L’achillée, ou l’herbe aux coupures

L’histoire de l’achillée mille-feuille, Achillea millefolium, puise ses racines dans l’Antiquité, puisque son nom évoque le légendaire Achille. Lors de la guerre de Troie, ses soldats auraient, selon Pline, étanché le sang de leurs blessures avec cette herbe vivace, qui porte d’ailleurs aussi le nom d’herbe d’Achille.

L’adjectif millefolium évoque l’aspect de ses feuilles finement divisées en minuscules plumets.

Son aspect, son habitat , sa culture :

Très courante, largement répandue dans les régions tempérées, dans les lieux herbeux, le long des routes et même sur les pelouses, l’achillée se reconnait à a ses hautes tiges droites et raides portant des fleurs planes, composées de petits capitules en bouquets denses, blancs ou roses.

Comme elle est assez envahissante, il est conseillé, si ‘on veut la cultiver, de l’isoler dans un pot ou de stopper ses racines en enfonçant des tuiles dans le sol autour des pieds.

La bien-aimée saigne-nez :

L’achillée mille-feuille a la réputation d’être hémostatique. D’où ces autres surnoms d’herbe aux charpentiers », « herbe aux militaires », « herbe aux coupures » ou « saigne-nez ».

On lui reconnaît, depuis de siècles, le pouvoir de stopper les petits saignements, les coupures d’après-rasage, les écorchures et les saignements de nez.

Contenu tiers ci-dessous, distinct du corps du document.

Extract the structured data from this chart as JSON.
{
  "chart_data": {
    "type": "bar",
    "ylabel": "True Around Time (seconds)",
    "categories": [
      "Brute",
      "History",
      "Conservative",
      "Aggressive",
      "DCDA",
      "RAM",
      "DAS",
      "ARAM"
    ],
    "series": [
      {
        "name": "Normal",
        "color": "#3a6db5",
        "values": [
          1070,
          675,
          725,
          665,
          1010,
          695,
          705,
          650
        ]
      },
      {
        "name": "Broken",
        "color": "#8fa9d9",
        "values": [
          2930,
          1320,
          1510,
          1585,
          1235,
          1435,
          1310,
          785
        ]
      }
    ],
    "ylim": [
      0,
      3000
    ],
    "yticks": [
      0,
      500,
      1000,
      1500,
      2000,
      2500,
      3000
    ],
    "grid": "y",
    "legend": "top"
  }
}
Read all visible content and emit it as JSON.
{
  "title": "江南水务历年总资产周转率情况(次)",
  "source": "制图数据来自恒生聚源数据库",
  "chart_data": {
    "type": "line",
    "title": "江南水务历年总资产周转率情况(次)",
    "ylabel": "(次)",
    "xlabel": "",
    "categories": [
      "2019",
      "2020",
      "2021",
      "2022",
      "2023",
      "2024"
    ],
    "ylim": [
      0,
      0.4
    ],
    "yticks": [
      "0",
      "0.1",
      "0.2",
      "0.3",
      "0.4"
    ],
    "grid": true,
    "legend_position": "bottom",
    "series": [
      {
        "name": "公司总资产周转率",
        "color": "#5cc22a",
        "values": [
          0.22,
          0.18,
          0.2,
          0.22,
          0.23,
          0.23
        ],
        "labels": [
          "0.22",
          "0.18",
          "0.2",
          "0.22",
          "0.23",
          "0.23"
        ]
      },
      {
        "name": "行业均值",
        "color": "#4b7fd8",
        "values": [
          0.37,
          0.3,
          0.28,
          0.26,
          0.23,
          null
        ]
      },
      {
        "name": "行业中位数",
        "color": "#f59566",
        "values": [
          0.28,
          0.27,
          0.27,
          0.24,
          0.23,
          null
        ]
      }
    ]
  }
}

Jadis on lui attribuait aussi le pouvoir de provoquer les saignements de nez, car on pensait que l’on pouvait ainsi guérir les maux de tête.

Ses usages en médecine :

C’est un médecin grec du nom de Discoride , qui fut le premier à signaler l’achillée mille-feuille comme une plante incomparable pour soigner les plaies qui saignent ainsi que les ulcères de peau.

Jusqu’au XIXème siècle , la pharmacopée courante a recours à l’achillée pour accélérer la cicatrisation, et l’on rapporte que , durant la Première Guerre mondiale, un infirmier , à court de médicaments , soigna les blessures légères des soldats avec cette plante.

En termes plus savants, ses propriétés sont antispasmodiques, emménagogues , cicatrisantes, toniques et peptiques.

On appelle emménagogue une plante médicinale qui stimule le flux sanguin de la région pelvienne et l’utérus, utilisée par conséquent par les femmes, pour stimuler l’apparition des règles.

Est peptique une substance qui favorise la digestion.

Un riche folklore :

Surnommée également « ortie du diable » ou encore « sourcil de Vénus », l’achillée jouait aussi un rôle important dans les charmes et les sortilèges.

On en faisait jadis des amulettes et des jonchées sur le seuil des maisons pour éloigner les forces du Mal et l’on  suspendait un bouquet d’achillées au berceau d’un enfant pour le préserver des maladies.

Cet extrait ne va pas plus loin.